Benarkah potongan berambut pendek dengan garis melintang di tengah atau di pinggir kepala adalah bentuk kepribadian kita? Kepribadian baik kita? kepribadian positif kita? kepribadian Nusantara ini?

Merujuk dari wacana di atas, tentang seorang teladan. Disaat kita meneladani Sultan Hasanuddin, hanya mengambil sepenggal saja yang menurut kita cocok untuk diri kita, maka berkuranglah keteladanan itu. Karena hanya diteladani sebagian. Namun bukan berarti saya menyuruh atau menyarankan meneladani Sultan Hasanuddin secara total. Bukankah karakter seseorang terbentuk dari keseluruhan yang ada di dalam diri orang tersebut. Bagaimana seorang bupati bisa meneladani seorang tukang becak, jika rumahnya tetap mewah, jika pakaianya bertumpuk-tumpuk di rumah, jika tanpa kekhawatiran akan mendapatkan penumpang atau tidak, jika tanpa kekhawatiran terhadap anak dan istri di rumah yang menanti sekilo beras yang akan dibawa saat pulang nanti. Apakah Bupati itu juga telah meneladani tukang becak itu.

Mengapa pendidikan di Indonesia ini menyeragamkan siswa-siswanya. Alasan disiplin kah? Bukankah era Majapahit jauh lebih disiplin daripada masyarakat kita sekarang ini. Mustahil tanpa kedisiplinan yang kuat Majapahit memiliki kapal terbesar di Dunia pada jamannya. Mustahil juga tanpa kedisiplinan Maha Patih Gadjah Mada dapat mempersatukan Nusantara dengan sumpah Palapa-nya.Bentuk kedisiplinan itu yang perlu kita pelajari dalam-dalam dari berbagai hal yang membuat Mahapatih Gadjah Mada mempersatukan Nusantara, kedisiplinan yang membuat kesatria-kesatria Syalendra mampu merampungkan Borobudur, kedisiplinan tentara angkatan laun Majapahit membuat teknologi kapalnya, kedisiplinan teknologi pengairan di bali dibangun. Apakah mereka menyeragamkan sesuatu hal dengan memaksakan bahkan menempatkannya sebagai suatu tolok ukur nilai pribadi seseorang?

Lahirnya nasihat dari orang bijak Nusantara di atas, bukan semata mengindikasikan suatu hal yang me-negatif-kan atau mem-positif-kan sesuatu hal. Maka itu dikatakan bijak, karena bisa ditafsirkan dari sisi atau sudut manapun. Ajining diri ono ing lati, bisa diartikan kesejatian diri seseorang terletak di lidahnya. Terserah mau jati diri yang baik maupun jati diri yang tidak baik, terserah mau jati diri yang hina maupun jati diri yang mulia. Ajining rogo ono ing busono, bisa diartikan kesejatian raga ada pada pakaian yang ktia kenakan. Di sini pun, terserah mau raga yang seperti apa, raga miskin atau kaya, raga yang rajin atau yang malas, yang bersih atau yang kotor, yang berpenyakit atau yang sehat.

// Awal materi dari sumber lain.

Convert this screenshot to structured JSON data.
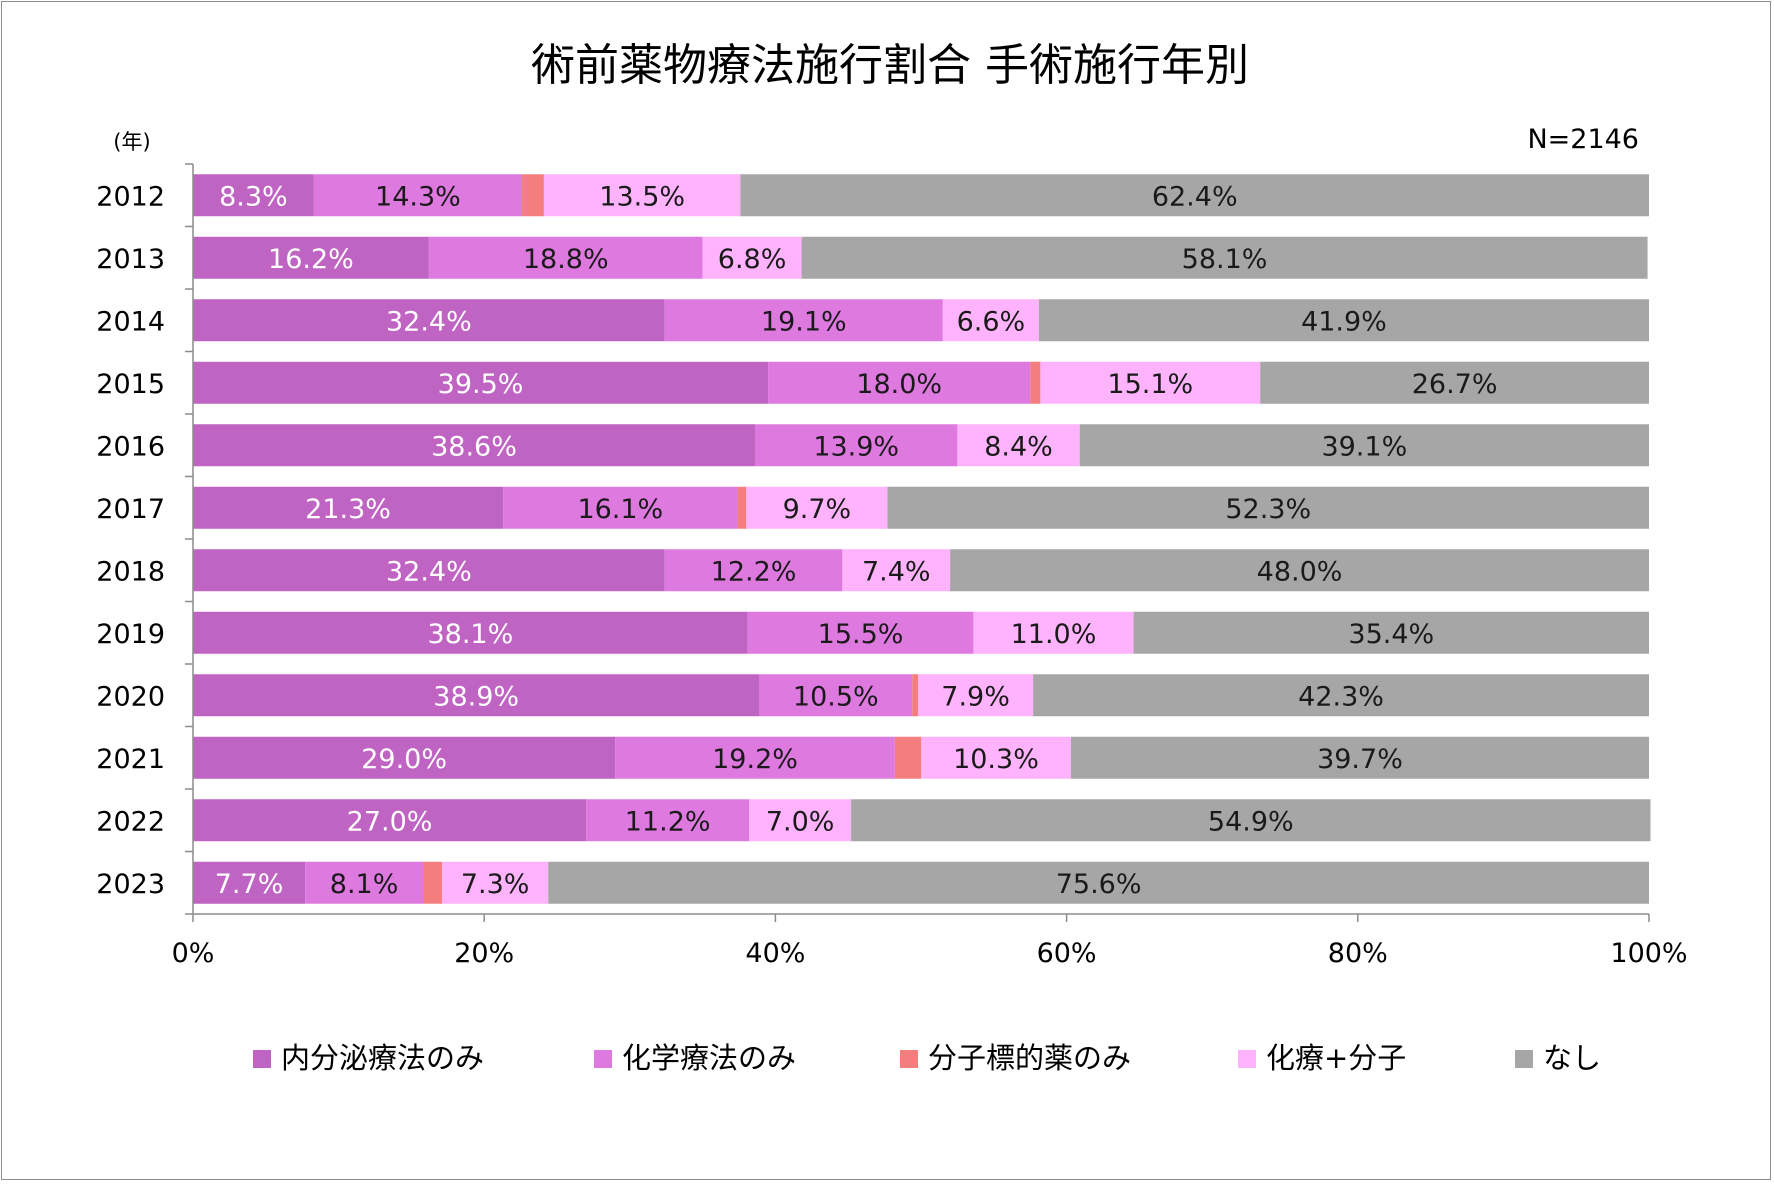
{
  "chart_data": {
    "type": "bar",
    "orientation": "horizontal",
    "stacked": true,
    "title": "術前薬物療法施行割合 手術施行年別",
    "ylabel": "(年)",
    "note": "N=2146",
    "xlim": [
      0,
      100
    ],
    "x_ticks": [
      "0%",
      "20%",
      "40%",
      "60%",
      "80%",
      "100%"
    ],
    "categories": [
      "2012",
      "2013",
      "2014",
      "2015",
      "2016",
      "2017",
      "2018",
      "2019",
      "2020",
      "2021",
      "2022",
      "2023"
    ],
    "series": [
      {
        "name": "内分泌療法のみ",
        "color": "#c064c3",
        "label_color": "#ffffff",
        "values": [
          8.3,
          16.2,
          32.4,
          39.5,
          38.6,
          21.3,
          32.4,
          38.1,
          38.9,
          29.0,
          27.0,
          7.7
        ]
      },
      {
        "name": "化学療法のみ",
        "color": "#de79e0",
        "label_color": "#1a1a1a",
        "values": [
          14.3,
          18.8,
          19.1,
          18.0,
          13.9,
          16.1,
          12.2,
          15.5,
          10.5,
          19.2,
          11.2,
          8.1
        ]
      },
      {
        "name": "分子標的薬のみ",
        "color": "#f47e7e",
        "label_color": "#1a1a1a",
        "values": [
          1.5,
          0.0,
          0.0,
          0.7,
          0.0,
          0.6,
          0.0,
          0.0,
          0.4,
          1.8,
          0.0,
          1.3
        ]
      },
      {
        "name": "化療+分子",
        "color": "#ffb3fc",
        "label_color": "#1a1a1a",
        "values": [
          13.5,
          6.8,
          6.6,
          15.1,
          8.4,
          9.7,
          7.4,
          11.0,
          7.9,
          10.3,
          7.0,
          7.3
        ]
      },
      {
        "name": "なし",
        "color": "#a6a6a6",
        "label_color": "#1a1a1a",
        "values": [
          62.4,
          58.1,
          41.9,
          26.7,
          39.1,
          52.3,
          48.0,
          35.4,
          42.3,
          39.7,
          54.9,
          75.6
        ]
      }
    ],
    "data_labels": [
      [
        "8.3%",
        "14.3%",
        "",
        "13.5%",
        "62.4%"
      ],
      [
        "16.2%",
        "18.8%",
        "",
        "6.8%",
        "58.1%"
      ],
      [
        "32.4%",
        "19.1%",
        "",
        "6.6%",
        "41.9%"
      ],
      [
        "39.5%",
        "18.0%",
        "",
        "15.1%",
        "26.7%"
      ],
      [
        "38.6%",
        "13.9%",
        "",
        "8.4%",
        "39.1%"
      ],
      [
        "21.3%",
        "16.1%",
        "",
        "9.7%",
        "52.3%"
      ],
      [
        "32.4%",
        "12.2%",
        "",
        "7.4%",
        "48.0%"
      ],
      [
        "38.1%",
        "15.5%",
        "",
        "11.0%",
        "35.4%"
      ],
      [
        "38.9%",
        "10.5%",
        "",
        "7.9%",
        "42.3%"
      ],
      [
        "29.0%",
        "19.2%",
        "",
        "10.3%",
        "39.7%"
      ],
      [
        "27.0%",
        "11.2%",
        "",
        "7.0%",
        "54.9%"
      ],
      [
        "7.7%",
        "8.1%",
        "",
        "7.3%",
        "75.6%"
      ]
    ],
    "legend_position": "bottom",
    "grid": false
  }
}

Sikap mainstrim sekarang dengan judge bahwa seorang anak berambut gonrong adalah yang tak bisa diatur, berandal, pemberontak, preman, orang gila, primitif, pengangguran dan banyak lagi lainnya. Dari manakah judge  dan sebutan itu? Apakah mereka juga akan men- judge para pahlawan termasuk Sultan Hasanuddin seperti itu juga?

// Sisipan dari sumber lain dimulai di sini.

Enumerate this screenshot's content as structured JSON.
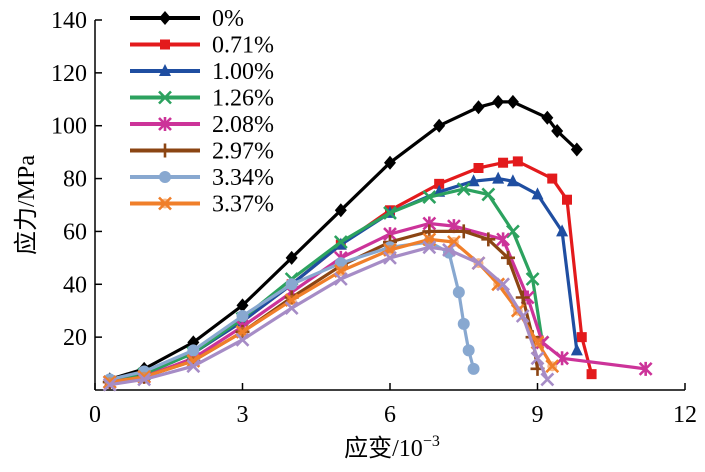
{
  "chart_data": {
    "type": "line",
    "title": "",
    "xlabel": "应变/10",
    "xlabel_exponent": "−3",
    "ylabel": "应力/MPa",
    "xlim": [
      0,
      12
    ],
    "ylim": [
      0,
      140
    ],
    "xticks": [
      0,
      3,
      6,
      9,
      12
    ],
    "yticks": [
      20,
      40,
      60,
      80,
      100,
      120,
      140
    ],
    "x_tick_labels": [
      "0",
      "3",
      "6",
      "9",
      "12"
    ],
    "y_tick_labels": [
      "20",
      "40",
      "60",
      "80",
      "100",
      "120",
      "140"
    ],
    "grid": false,
    "legend_position": "top-left",
    "series": [
      {
        "name": "0%",
        "color": "#000000",
        "marker": "diamond",
        "points": [
          [
            0.3,
            4
          ],
          [
            1,
            8
          ],
          [
            2,
            18
          ],
          [
            3,
            32
          ],
          [
            4,
            50
          ],
          [
            5,
            68
          ],
          [
            6,
            86
          ],
          [
            7,
            100
          ],
          [
            7.8,
            107
          ],
          [
            8.2,
            109
          ],
          [
            8.5,
            109
          ],
          [
            9.2,
            103
          ],
          [
            9.4,
            98
          ],
          [
            9.8,
            91
          ]
        ]
      },
      {
        "name": "0.71%",
        "color": "#e31a1c",
        "marker": "square",
        "points": [
          [
            0.3,
            3
          ],
          [
            1,
            6
          ],
          [
            2,
            14
          ],
          [
            3,
            26
          ],
          [
            4,
            40
          ],
          [
            5,
            55
          ],
          [
            6,
            68
          ],
          [
            7,
            78
          ],
          [
            7.8,
            84
          ],
          [
            8.3,
            86
          ],
          [
            8.6,
            86.5
          ],
          [
            9.3,
            80
          ],
          [
            9.6,
            72
          ],
          [
            9.9,
            20
          ],
          [
            10.1,
            6
          ]
        ]
      },
      {
        "name": "1.00%",
        "color": "#1f4ea1",
        "marker": "triangle",
        "points": [
          [
            0.3,
            3
          ],
          [
            1,
            6
          ],
          [
            2,
            14
          ],
          [
            3,
            26
          ],
          [
            4,
            40
          ],
          [
            5,
            55
          ],
          [
            6,
            67
          ],
          [
            7,
            75
          ],
          [
            7.7,
            79
          ],
          [
            8.2,
            80
          ],
          [
            8.5,
            79
          ],
          [
            9,
            74
          ],
          [
            9.5,
            60
          ],
          [
            9.8,
            15
          ]
        ]
      },
      {
        "name": "1.26%",
        "color": "#2ca25f",
        "marker": "x",
        "points": [
          [
            0.3,
            3
          ],
          [
            1,
            6
          ],
          [
            2,
            14
          ],
          [
            3,
            27
          ],
          [
            4,
            42
          ],
          [
            5,
            56
          ],
          [
            6,
            67
          ],
          [
            6.8,
            73
          ],
          [
            7.5,
            76
          ],
          [
            8,
            74
          ],
          [
            8.5,
            60
          ],
          [
            8.9,
            42
          ],
          [
            9.1,
            18
          ]
        ]
      },
      {
        "name": "2.08%",
        "color": "#cc3399",
        "marker": "star",
        "points": [
          [
            0.3,
            3
          ],
          [
            1,
            5
          ],
          [
            2,
            12
          ],
          [
            3,
            24
          ],
          [
            4,
            37
          ],
          [
            5,
            50
          ],
          [
            6,
            59
          ],
          [
            6.8,
            63
          ],
          [
            7.3,
            62
          ],
          [
            8.3,
            57
          ],
          [
            8.8,
            35
          ],
          [
            9.1,
            18
          ],
          [
            9.5,
            12
          ],
          [
            11.2,
            8
          ]
        ]
      },
      {
        "name": "2.97%",
        "color": "#8b4513",
        "marker": "plus",
        "points": [
          [
            0.3,
            3
          ],
          [
            1,
            5
          ],
          [
            2,
            11
          ],
          [
            3,
            22
          ],
          [
            4,
            35
          ],
          [
            5,
            47
          ],
          [
            6,
            56
          ],
          [
            6.8,
            60
          ],
          [
            7.5,
            60
          ],
          [
            8,
            57
          ],
          [
            8.4,
            50
          ],
          [
            8.7,
            35
          ],
          [
            8.9,
            20
          ],
          [
            9,
            8
          ]
        ]
      },
      {
        "name": "3.34%",
        "color": "#88a8d0",
        "marker": "circle",
        "points": [
          [
            0.3,
            4
          ],
          [
            1,
            7
          ],
          [
            2,
            15
          ],
          [
            3,
            28
          ],
          [
            4,
            40
          ],
          [
            5,
            48
          ],
          [
            6,
            54
          ],
          [
            6.8,
            56
          ],
          [
            7.2,
            52
          ],
          [
            7.4,
            37
          ],
          [
            7.5,
            25
          ],
          [
            7.6,
            15
          ],
          [
            7.7,
            8
          ]
        ]
      },
      {
        "name": "3.37%",
        "color": "#f07f2a",
        "marker": "x-circle",
        "points": [
          [
            0.3,
            3
          ],
          [
            1,
            5
          ],
          [
            2,
            11
          ],
          [
            3,
            22
          ],
          [
            4,
            34
          ],
          [
            5,
            45
          ],
          [
            6,
            53
          ],
          [
            6.8,
            57
          ],
          [
            7.3,
            56
          ],
          [
            7.8,
            48
          ],
          [
            8.2,
            40
          ],
          [
            8.6,
            30
          ],
          [
            9,
            18
          ],
          [
            9.3,
            9
          ]
        ]
      },
      {
        "name": "",
        "color": "#a68cc6",
        "marker": "x",
        "points": [
          [
            0.3,
            2
          ],
          [
            1,
            4
          ],
          [
            2,
            9
          ],
          [
            3,
            19
          ],
          [
            4,
            31
          ],
          [
            5,
            42
          ],
          [
            6,
            50
          ],
          [
            6.8,
            54
          ],
          [
            7.2,
            53
          ],
          [
            7.8,
            48
          ],
          [
            8.3,
            40
          ],
          [
            8.7,
            28
          ],
          [
            9,
            12
          ],
          [
            9.2,
            4
          ]
        ]
      }
    ]
  }
}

Ini jaman modern, bukan jamannya feodalism lagi —mungkin akan seperti itu tanggapan publik.  Baik, silakan adopsi sebanyak mungkin istilah-istilah hasil pengaruh gaya potongan rambut yang ada sekarang ini.  Gaya potong rambut yang membuat kita terdoktrin untuk memandang segala sesuatu dari perspektif orang-orang yang mendoktrin agar kita berpotongan rambut seperti ini —meniru mereka dan kemudian segala sesuatunya juga meniru mereka. Beruntung bagi yang terdoktrin dengan sesuatu yang menurut kita baik, benar, bagus dan hal-hal positif lainnya. Bagaimana jika ternyata kita terdoktrin yang hanya menurut mereka —yang mendoktrin— saja yang benar, sementara kita hanya latah dan ikut-ikutan saja membenarkan tanpa tau dan tidak mau tau apakah motif di balik judge yang mereka doktrinkan itu.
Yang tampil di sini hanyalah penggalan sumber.